The propaganda manipulates the history of war memorials, memorial sites and dates to disseminate messages that glorify the Soviet Union and depict Russia as the rightful heir and protector of the Soviet legacy. At the same time, Ukraine’s contributions are frequently downplayed or disregarded. All this is done to bolster the notion that Ukraine should be subject to Russian influence.

Crimea Has Always Been Russian” 

In 2014, Russia annexed Crimea, a region with deep historical and cultural ties to Ukraine. To legitimize its actions, propagandists from the aggressor state resorted to historical and ethnocultural “arguments,” asserting that Crimea “has always been an integral part of Russia.”

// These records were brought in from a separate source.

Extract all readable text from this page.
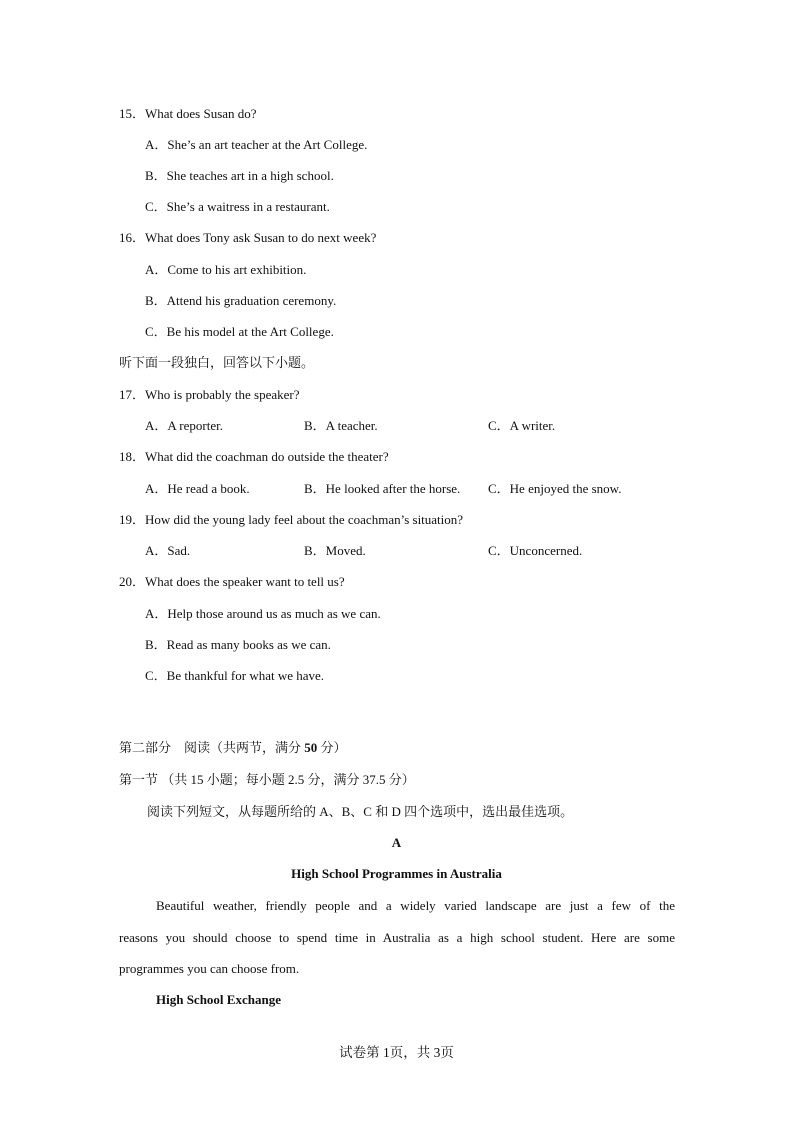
15．What does Susan do?
A．She’s an art teacher at the Art College.
B．She teaches art in a high school.
C．She’s a waitress in a restaurant.
16．What does Tony ask Susan to do next week?
A．Come to his art exhibition.
B．Attend his graduation ceremony.
C．Be his model at the Art College.
听下面一段独白，回答以下小题。
17．Who is probably the speaker?
A．A reporter.	B．A teacher.	C．A writer.
18．What did the coachman do outside the theater?
A．He read a book.	B．He looked after the horse. C．He enjoyed the snow.
19．How did the young lady feel about the coachman’s situation?
A．Sad.	B．Moved.	C．Unconcerned.
20．What does the speaker want to tell us?
A．Help those around us as much as we can.
B．Read as many books as we can.
C．Be thankful for what we have.
第二部分　阅读（共两节，满分 50 分）
第一节 （共 15 小题；每小题 2.5 分，满分 37.5 分）
阅读下列短文，从每题所给的 A、B、C 和 D 四个选项中，选出最佳选项。
A
High School Programmes in Australia
Beautiful weather, friendly people and a widely varied landscape are just a few of the
reasons you should choose to spend time in Australia as a high school student. Here are some
programmes you can choose from.
High School Exchange
试卷第 1页，共 3页
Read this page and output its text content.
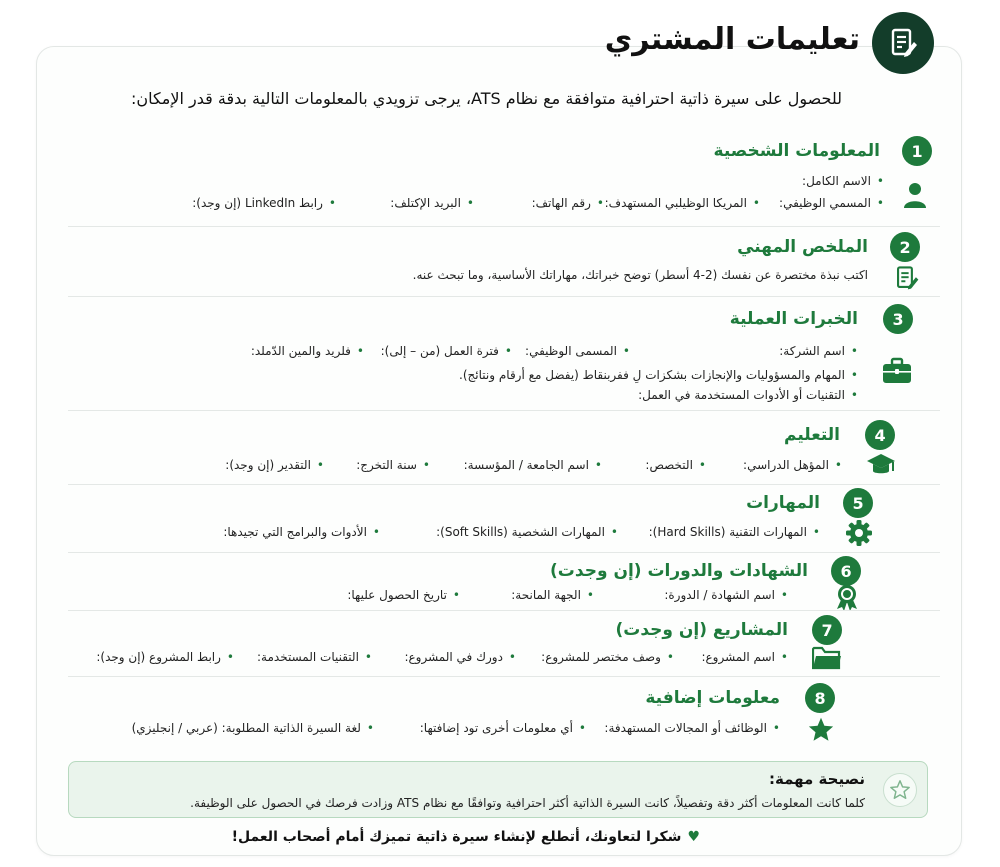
تعليمات المشتري
للحصول على سيرة ذاتية احترافية متوافقة مع نظام ATS، يرجى تزويدي بالمعلومات التالية بدقة قدر الإمكان:
1
المعلومات الشخصية
• الاسم الكامل:
• المسمي الوظيفي:
• المريكا الوظيلبي المستهدف:
• رقم الهاتف:
• البريد الإكتلف:
• رابط LinkedIn (إن وجد):
2
الملخص المهني
اكتب نبذة مختصرة عن نفسك (2-4 أسطر) توضح خبراتك، مهاراتك الأساسية، وما تبحث عنه.
3
الخبرات العملية
• اسم الشركة:
• المسمى الوظيفي:
• فترة العمل (من – إلى):
• فلريد والمين الدّملد:
• المهام والمسؤوليات والإنجازات بشكزات لِ ففربنقاط (يفضل مع أرقام ونتائج).
• التقنيات أو الأدوات المستخدمة في العمل:
4
التعليم
• المؤهل الدراسي:
• التخصص:
• اسم الجامعة / المؤسسة:
• سنة التخرج:
• التقدير (إن وجد):
5
المهارات
• المهارات التقنية (Hard Skills):
• المهارات الشخصية (Soft Skills):
• الأدوات والبرامج التي تجيدها:
6
الشهادات والدورات (إن وجدت)
• اسم الشهادة / الدورة:
• الجهة المانحة:
• تاريخ الحصول عليها:
7
المشاريع (إن وجدت)
• اسم المشروع:
• وصف مختصر للمشروع:
• دورك في المشروع:
• التقنيات المستخدمة:
• رابط المشروع (إن وجد):
8
معلومات إضافية
• الوظائف أو المجالات المستهدفة:
• أي معلومات أخرى تود إضافتها:
• لغة السيرة الذاتية المطلوبة: (عربي / إنجليزي)
نصيحة مهمة:
كلما كانت المعلومات أكثر دقة وتفصيلاً، كانت السيرة الذاتية أكثر احترافية وتوافقًا مع نظام ATS وزادت فرصك في الحصول على الوظيفة.
♥شكرا لتعاونك، أتطلع لإنشاء سيرة ذاتية تميزك أمام أصحاب العمل!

The propagandists heavily emphasize the eras when Crimea was under Russian rule, such as during the Russian Empire and the Soviet period. Meanwhile, they gloss over the history of the Crimean Khanate and any positive changes on the peninsula that came with Ukrainian governance. Russian disinformation campaigns employ the strategy of half-truths; while Crimea has indeed been a part of Russia throughout history, it does not imply that the peninsula is “inherently Russian.”

The Russian propaganda machine exploits the ethnic and cultural demographics of Crimea. The propagandists portray Crimea as a predominantly Russian-speaking region with a substantial population of ethnic Russians while downplaying the historical presence of Ukrainians and Crimean Tatars. Furthermore, the propaganda attempts to justify Stalin’s genocidal act in 1944 — the mass deportation of all Crimean Tatars from the peninsula. Propagandists equivocate, claiming that Crimean Tatars were expelled “because they were all Nazi collaborators.” Detector Media has previously reported on how Russian propaganda targets Crimean Tatars.

What are the Potential Dangers for Ukraine? 

The instrumentalization of history by Russia presents numerous dangers for Ukraine. For instance, Russia’s “historical arguments” can find traction overseas, especially in the Global South, by legitimizing Russian aggression and undermining Ukraine’s status as a legitimate player in geopolitics, rather than just a “fragment of Russia” or by “stealing” Ukraine’s historical achievements and figures in the eyes of the world. As for internal threats within Ukraine, justifying the USSR and Russia’s role in Ukrainian history could lead to the strengthening of pro-Russian movements and political parties within Ukraine. Furthermore, the revision of textbooks in the occupied territories, as previously discussed by Detector Media, could impede the reintegration of Ukrainians into a unified cultural space in the future.